Aaron Carter track listing
| No. | Title | Writer(s) | Length |
|---|---|---|---|
| 1. | "Intro" (only on some releases) |  | 1:09 |
| 2. | "I Will Be Yours" | Carolla | 3:34 |
| 3. | "Crazy Little Party Girl" | Mary Applegate | 3:26 |
| 4. | "One Bad Apple" | George Jackson | 3:14 |
| 5. | "I'm Gonna Miss You Forever" | Carolla | 3:48 |
| 6. | "Tell Me How to Make You Smile" | Carolla; Jim Sparacino; Joseph Granati; David Granati; | 3:47 |
| 7. | "Shake It" (featuring 95 South) | Carolla; Joe Smith; | 3:22 |
| 8. | "Please Don't Go Girl" | Maurice Starr | 4:23 |
| 9. | "Get Wild" | Carolla; Sven Jordan; Keith McGuffey; | 4:44 |
| 10. | "I'd Do Anything" | Carolla | 4:11 |
| 11. | "Ain't That Cute" | Brian Littrell; Nick Carter; Carolla; | 3:14 |
| 12. | "Crush on You" | Jerry Knight; Aaron Zigman; | 3:27 |
| 13. | "Swing It Out" | Renn; Jolyon Skinner; | 3:56 |

===Other versions===
The Japanese version of the album includes the bonus tracks:
- "Crush on You" (Remix)
- "Crazy Little Party Girl" (One Day Mix)
- "I'm Gonna Miss You Forever" (Dreamix)
- "Shake It" (Nick Carter Radio Remix)

The Canadian version has a different cover and includes a poster (different from the one that came with the German version) and has the same track listing but without "Intro".

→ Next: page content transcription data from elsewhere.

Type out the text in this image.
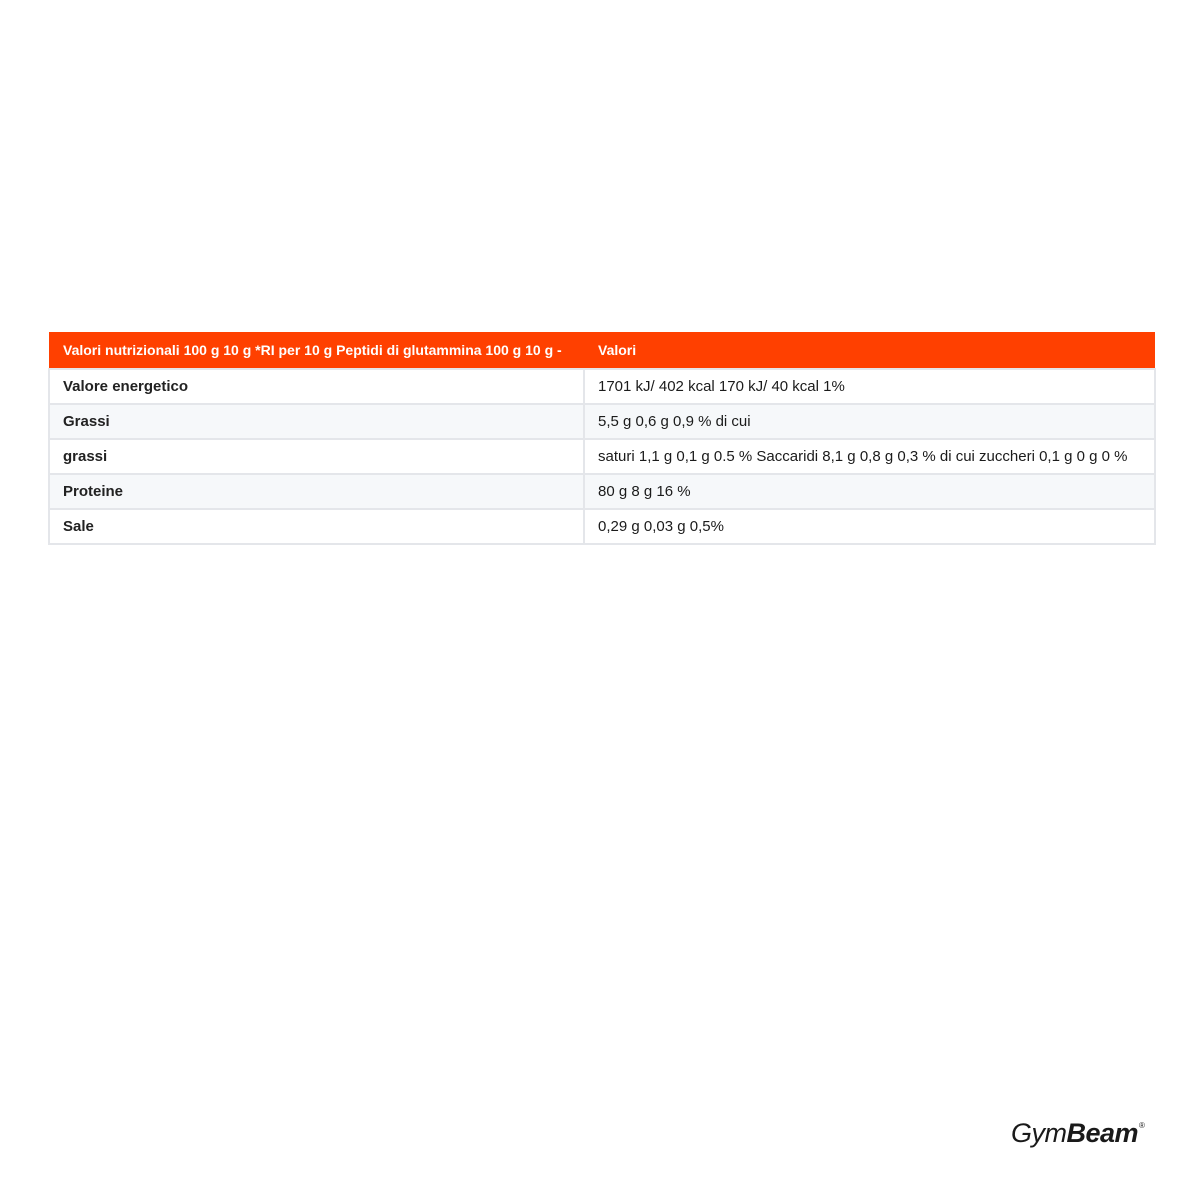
Valori nutrizionali 100 g 10 g *RI per 10 g Peptidi di glutammina 100 g 10 g -	Valori
Valore energetico	1701 kJ/ 402 kcal 170 kJ/ 40 kcal 1%
Grassi	5,5 g 0,6 g 0,9 % di cui
grassi	saturi 1,1 g 0,1 g 0.5 % Saccaridi 8,1 g 0,8 g 0,3 % di cui zuccheri 0,1 g 0 g 0 %
Proteine	80 g 8 g 16 %
Sale	0,29 g 0,03 g 0,5%
GymBeam®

There was also a limited edition bonus CD pack available, and with it came cards, stickers, and a bonus CD featuring:
- "Crush on You" (Gary's Mix)
- "Crazy Little Party Girl" (Main Mix)
- "I'm Gonna Miss You Forever" (Dreamix)
- "Shake It" (Nick Carter Radio Remix)
- "Surfin' USA" (album version)
- "Crazy Little Interview"

==Singles==
1. "Crush on You" (1997)
2. "Crazy Little Party Girl" (1997)
3. "I'm Gonna Miss You Forever" (1998)
4. "Surfin' USA" (1998; released as a single/EP and included on the US edition and later on the re-release)
"Shake It" (featuring 95 South) was also released as a single in Australia and New Zealand, charting in both; at number 44 in New Zealand, and below the top 50 at number 66 in Australia.

==Personnel==
- Aaron Carter – vocals, main performer
- Mark Matteo, Tony Battaglia – guitar
- Mark Goff, Janice Brocking Renn, Greg Whipple, David Nicoll, Michelle Lindahl, Carlos Spencer, Article Bartley – background vocals
- Dexter Redding – bass guitar
- Freddie Mollings – scratching, bass guitar
- Don Rogozinski, Pat Gullotta, John M. Robinson – horn
- Brian Snapp – flute, horn
- Gary Carolla – drums, keyboards, background vocals, producer
- Veit Renn – background vocals, producer
- Johnny Wright – executive producer
- Don Rogozinski, Michael Tucker – engineers, digital editing
- Adam Barber – engineer
- Femio Hernandez, Jim Porecca, Alan Armitage – assistant engineers
- Joe Smith – mixing
- Neils Kastor and Jorge M. Jaramillo also contributed.

==Charts==

===Weekly charts===

Weekly chart performance for Aaron Carter
| Chart (1997–1998) | Peak position |
|---|---|
| Australian Albums (ARIA) | 51 |
| Austrian Albums (Ö3 Austria) | 17 |
| Canadian Albums (RPM) | 23 |
| Danish Albums (Billboard) | 8 |
| Dutch Albums (Album Top 100) | 36 |
| European Albums Chart | 17 |
| Finnish Albums (Suomen virallinen lista) | 27 |
| German Albums (Offizielle Top 100) | 13 |
| Icelandic Albums (Tonlist) | 18 |
| Norwegian Albums (VG-lista) | 5 |
| Scottish Albums (OCC) | 24 |
| Spanish Albums (PROMUSICAE) | 23 |
| Swedish Albums (Sverigetopplistan) | 16 |
| Swiss Albums (Schweizer Hitparade) | 16 |
| Taiwanese International Albums (IFPI) | 5 |
| UK Albums (OCC) | 12 |
| UK Independent Albums (OCC) | 3 |
| US Heatseekers Albums (Billboard) | 17 |

===Year-end charts===

Year-end chart performance for Aaron Carter
| Chart (1998) | Position |
|---|---|
| Canadian Albums (RPM) | 78 |
| European Albums (Music & Media) | 64 |
| German Albums (Offizielle Top 100) | 63 |

==Certifications and sales==

Certifications and sales for Aaron Carter
| Region | Certification | Certified units/sales |
| Canada (Music Canada) | Gold | 50,000^{^} |
| Denmark (IFPI Danmark) | Platinum | 50,000^{^} |
| Germany (BVMI) | Gold | 250,000^{^} |
| Norway (IFPI Norway) | Gold | 25,000^{*} |
| Spain (Promusicae) | Gold | 50,000^{^} |
| Sweden (GLF) | Gold | 40,000^{^} |
| United States | — | 100,000 |
Summaries
| Worldwide | — | 1,000,000 |
^{*} Sales figures based on certification alone. ^{^} Shipments figures based on certification alone.